The European structured finance market is at least five years behind, but the Land Securities recapitalisation illustrates that there is potential for development that would reduce the cost of financing in some scenarios.
The £3.24bn refinancing was achieved last year, when existing unsecured debt investors came out firmly in favour of what was, at the time, a new structural concept. S&P categorised the deal as a special case CMBS, while Fitch called it a structured corporate financing, which “could end up looking like a securitisation in the latter stages of covenant tightening”.
In the US market, CMBS is currently being applied in buyout deals. Bain Capital Partners, KKR and Vornado Realty Trust are structuring a CMBS transaction to help finance their massive US$6.6bn LBO of retailer Toys R Us, and Blackstone is taking a similar approach in its US$3.24bn purchase of Wyndham Hotels. There are also rumblings that Texas Pacific and Warburg Pincus could follow a similar path to help fund their US$5.1bn LBO of upscale retailer Neiman Marcus.
In these cases, the CMBS market would probably supplement leveraged loan and high-yield bond packages. Securitisation would allow the sponsors to use their targets’ vast real estate holdings as collateral to access this cheaper money, though such a strategy is employable in only a limited number of cases.
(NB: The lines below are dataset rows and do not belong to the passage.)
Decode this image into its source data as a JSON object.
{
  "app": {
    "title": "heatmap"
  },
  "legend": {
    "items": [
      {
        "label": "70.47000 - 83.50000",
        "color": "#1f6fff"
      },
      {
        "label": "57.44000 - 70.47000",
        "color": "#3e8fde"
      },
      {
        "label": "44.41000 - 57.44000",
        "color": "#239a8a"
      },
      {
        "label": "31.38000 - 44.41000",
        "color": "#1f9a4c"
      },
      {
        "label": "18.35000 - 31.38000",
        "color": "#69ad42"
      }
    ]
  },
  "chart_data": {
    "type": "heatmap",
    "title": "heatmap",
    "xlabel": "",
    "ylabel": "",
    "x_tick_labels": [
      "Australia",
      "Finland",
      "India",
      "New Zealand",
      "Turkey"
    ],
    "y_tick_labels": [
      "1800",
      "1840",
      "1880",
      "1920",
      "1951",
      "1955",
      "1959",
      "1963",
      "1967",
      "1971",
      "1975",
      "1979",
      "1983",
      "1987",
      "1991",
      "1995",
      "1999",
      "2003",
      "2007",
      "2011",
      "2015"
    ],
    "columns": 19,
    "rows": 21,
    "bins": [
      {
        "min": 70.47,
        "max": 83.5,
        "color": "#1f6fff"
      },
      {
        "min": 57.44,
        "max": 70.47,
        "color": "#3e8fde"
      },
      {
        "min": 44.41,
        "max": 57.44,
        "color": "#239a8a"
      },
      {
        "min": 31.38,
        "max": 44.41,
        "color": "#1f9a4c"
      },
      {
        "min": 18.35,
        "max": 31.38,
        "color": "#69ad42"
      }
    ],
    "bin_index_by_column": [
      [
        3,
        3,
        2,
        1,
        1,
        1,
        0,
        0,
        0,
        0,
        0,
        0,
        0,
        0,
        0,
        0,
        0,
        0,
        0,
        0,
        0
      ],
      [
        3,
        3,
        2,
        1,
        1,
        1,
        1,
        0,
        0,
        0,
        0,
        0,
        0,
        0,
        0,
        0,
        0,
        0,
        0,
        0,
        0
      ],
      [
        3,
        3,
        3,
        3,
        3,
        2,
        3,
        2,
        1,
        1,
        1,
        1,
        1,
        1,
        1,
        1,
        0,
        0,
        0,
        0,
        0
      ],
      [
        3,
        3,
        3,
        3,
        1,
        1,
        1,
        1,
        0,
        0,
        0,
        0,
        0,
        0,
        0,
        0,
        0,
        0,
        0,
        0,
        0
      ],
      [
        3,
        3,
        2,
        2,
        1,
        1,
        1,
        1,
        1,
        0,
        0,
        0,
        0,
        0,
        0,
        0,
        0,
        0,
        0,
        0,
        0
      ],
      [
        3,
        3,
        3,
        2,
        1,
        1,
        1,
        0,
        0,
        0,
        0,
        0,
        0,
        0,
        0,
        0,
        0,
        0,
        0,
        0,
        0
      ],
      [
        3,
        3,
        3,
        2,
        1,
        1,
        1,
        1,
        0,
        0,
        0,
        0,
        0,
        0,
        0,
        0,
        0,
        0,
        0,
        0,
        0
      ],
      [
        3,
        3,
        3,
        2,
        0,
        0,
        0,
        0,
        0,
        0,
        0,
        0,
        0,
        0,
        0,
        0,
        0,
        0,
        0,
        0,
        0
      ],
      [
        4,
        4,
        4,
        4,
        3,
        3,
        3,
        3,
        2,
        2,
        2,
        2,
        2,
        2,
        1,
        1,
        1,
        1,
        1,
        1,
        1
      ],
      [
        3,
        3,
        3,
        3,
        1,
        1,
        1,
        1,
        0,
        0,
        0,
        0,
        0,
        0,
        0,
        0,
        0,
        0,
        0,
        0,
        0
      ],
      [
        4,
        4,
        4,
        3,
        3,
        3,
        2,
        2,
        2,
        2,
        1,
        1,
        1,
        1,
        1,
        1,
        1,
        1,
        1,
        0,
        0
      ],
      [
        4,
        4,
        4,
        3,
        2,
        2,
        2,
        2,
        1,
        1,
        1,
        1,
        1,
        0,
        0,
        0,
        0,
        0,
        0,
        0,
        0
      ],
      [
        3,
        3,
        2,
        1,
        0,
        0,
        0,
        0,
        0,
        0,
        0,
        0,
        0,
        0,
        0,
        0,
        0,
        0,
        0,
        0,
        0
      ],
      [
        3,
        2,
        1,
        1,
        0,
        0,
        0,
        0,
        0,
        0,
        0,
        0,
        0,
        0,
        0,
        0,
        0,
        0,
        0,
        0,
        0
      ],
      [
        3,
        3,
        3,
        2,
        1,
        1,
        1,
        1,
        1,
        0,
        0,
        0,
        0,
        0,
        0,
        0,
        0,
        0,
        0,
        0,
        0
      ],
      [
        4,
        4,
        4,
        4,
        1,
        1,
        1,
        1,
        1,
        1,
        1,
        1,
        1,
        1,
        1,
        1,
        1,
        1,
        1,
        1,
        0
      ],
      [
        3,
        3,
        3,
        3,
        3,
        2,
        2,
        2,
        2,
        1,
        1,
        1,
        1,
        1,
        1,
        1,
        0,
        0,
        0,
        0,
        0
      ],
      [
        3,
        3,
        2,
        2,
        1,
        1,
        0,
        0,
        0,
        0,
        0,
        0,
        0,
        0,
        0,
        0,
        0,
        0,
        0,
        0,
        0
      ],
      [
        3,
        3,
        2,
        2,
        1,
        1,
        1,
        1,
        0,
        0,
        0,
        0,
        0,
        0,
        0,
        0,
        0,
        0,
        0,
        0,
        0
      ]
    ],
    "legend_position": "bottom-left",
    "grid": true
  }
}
Last year, Cerberus Capital Management and Sun Capital Partners sold CMBS to help finance their purchase of the Mervyn’s department store chain from Target. It is believed to be one of the first times that significant CMBS financing was used to back an LBO.
Selling CMBS is a particularly welcome alternative at this point relative to the US high-yield bond market, which is unsteady and might struggle to absorb an extremely large deal. In contrast, CMBS technicals are very favourable for issuers, with spreads tightening and appetite for new deals robust. A banker familiar with the deal said Toys R Us was working on a circa US$850m CMBS offering backed by the retailer’s real estate assets.
Banc of America and Deutsche Bank are expected to lead the transaction. “Toys would be overcapitalised in the bank market if it had tapped for the full amount,” said one banker away from the deal. “It simply didn’t want to push capacity; besides, they can finance in the CMBS market and get a cheaper deal.”
The precise nature of the Toys R Us financing package is still to be determined, but one piece will be a US$2bn asset-based loan that Banc of America and Deutsche Bank launched last week at 175bp over Libor.
While Land Securities’ project was an evolutionary step for the debt capital markets in Europe, the transaction was offered
only to existing investors; the challenge of recruiting new investors to a similar structured corporate financing replete with common terms agreement and tiered covenant package has yet to be faced.
“There are no new investors in this transaction,” said one observer. “Existing bondholders are very familiar with Land Securities, its assets, its management and its business plan. It would have been very time-consuming to explain a new company and a new structure like this.”